Rob,

On 12/11/20 18:52, Rob Sargent wrote:
Chris,

This is _so_ helpful.

On 12/11/20 3:00 PM, Christopher Schultz wrote:
Rob,

On 12/11/20 15:00, Rob Sargent wrote:
> [huge snip]

Your “Job” example seems along the lines of get-it-off-the-servlet,
which again points back to my current queue handler I think.

Yes, I think so. So let's get back to your original idea -- which I think is a good one -- to use a shared queue to manage the jobs.

Just to be clear, the servlet is going to reply to the client ASAP by saying "I have accepted this job and will do my best to complete it", or it will return an error (see below), or it will refuse a connection (see below). Sound okay so far?

[My servlet] takes the payload from the client an writes “lots” of
records in the database.  Do I want that save() call in the servlet
or should I queue it up for some other handler. All on the same
hardware, but that frees up the servlet.
If the client doesn't care about job status information, then fire-and-forget clients is a reasonable methodology. You may find that at some point, they will want to get some job-status information. You could implement that, later. Version 2.2 maybe?
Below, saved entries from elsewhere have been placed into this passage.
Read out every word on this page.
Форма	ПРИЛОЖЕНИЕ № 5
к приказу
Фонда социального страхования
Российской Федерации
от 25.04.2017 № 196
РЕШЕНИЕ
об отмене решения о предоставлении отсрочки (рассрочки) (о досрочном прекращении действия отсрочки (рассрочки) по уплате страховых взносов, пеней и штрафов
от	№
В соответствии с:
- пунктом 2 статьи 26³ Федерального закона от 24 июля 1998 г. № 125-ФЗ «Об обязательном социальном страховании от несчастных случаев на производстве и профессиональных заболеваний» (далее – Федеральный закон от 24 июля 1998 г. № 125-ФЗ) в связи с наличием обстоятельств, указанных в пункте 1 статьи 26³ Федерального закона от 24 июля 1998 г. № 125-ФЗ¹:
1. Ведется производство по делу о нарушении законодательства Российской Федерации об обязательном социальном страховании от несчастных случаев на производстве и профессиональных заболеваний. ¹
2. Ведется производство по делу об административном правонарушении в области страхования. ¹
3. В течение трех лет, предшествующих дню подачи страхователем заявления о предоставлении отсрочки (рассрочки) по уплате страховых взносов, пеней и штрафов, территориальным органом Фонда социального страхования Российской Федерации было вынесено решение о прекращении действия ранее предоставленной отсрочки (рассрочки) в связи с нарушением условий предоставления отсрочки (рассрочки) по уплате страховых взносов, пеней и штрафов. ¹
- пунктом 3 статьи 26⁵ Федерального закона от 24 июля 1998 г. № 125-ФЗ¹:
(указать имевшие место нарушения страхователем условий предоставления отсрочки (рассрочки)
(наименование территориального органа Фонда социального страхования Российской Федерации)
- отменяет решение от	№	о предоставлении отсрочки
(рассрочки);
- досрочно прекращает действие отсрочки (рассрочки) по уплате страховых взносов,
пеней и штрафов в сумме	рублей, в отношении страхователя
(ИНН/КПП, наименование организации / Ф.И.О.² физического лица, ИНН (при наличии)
Yeah, my clients are only visible through the AWS console currently. Any "progress/dashboard" won't show up 'til version 2.345


On the other hand, if you can process some of the request in a streaming way, then you can be writing to your database before your client is done sending the request payload. You can still do that with fire-and-forget, but it requires some more careful handling of the streams and stuff like that.

The one thing you cannot do is retain a reference to the request (response, etc.) after your servlet's service() method ends. Well, unless you go async but that's a whole different thing which doesn't sound like what you want to do, now that I have more info.

Calling save() from the servlet would tie-up the request-processing thread until the save completes. That's where you get your 18-hour response times, which is not very HTTP-friendly.
Certainly don't want to pay for 18 EC2 hours of idle.

So your clients spin-up an EC2 instance just to send the request to your server? That sounds odd.

Avoiding calling save() from the servlet requires that you fully-read the request payload before queuing the save() call into a thread pool bundled-up with your data. (Well, there are some tricks you could use but they are a little dirty and may not buy you much.)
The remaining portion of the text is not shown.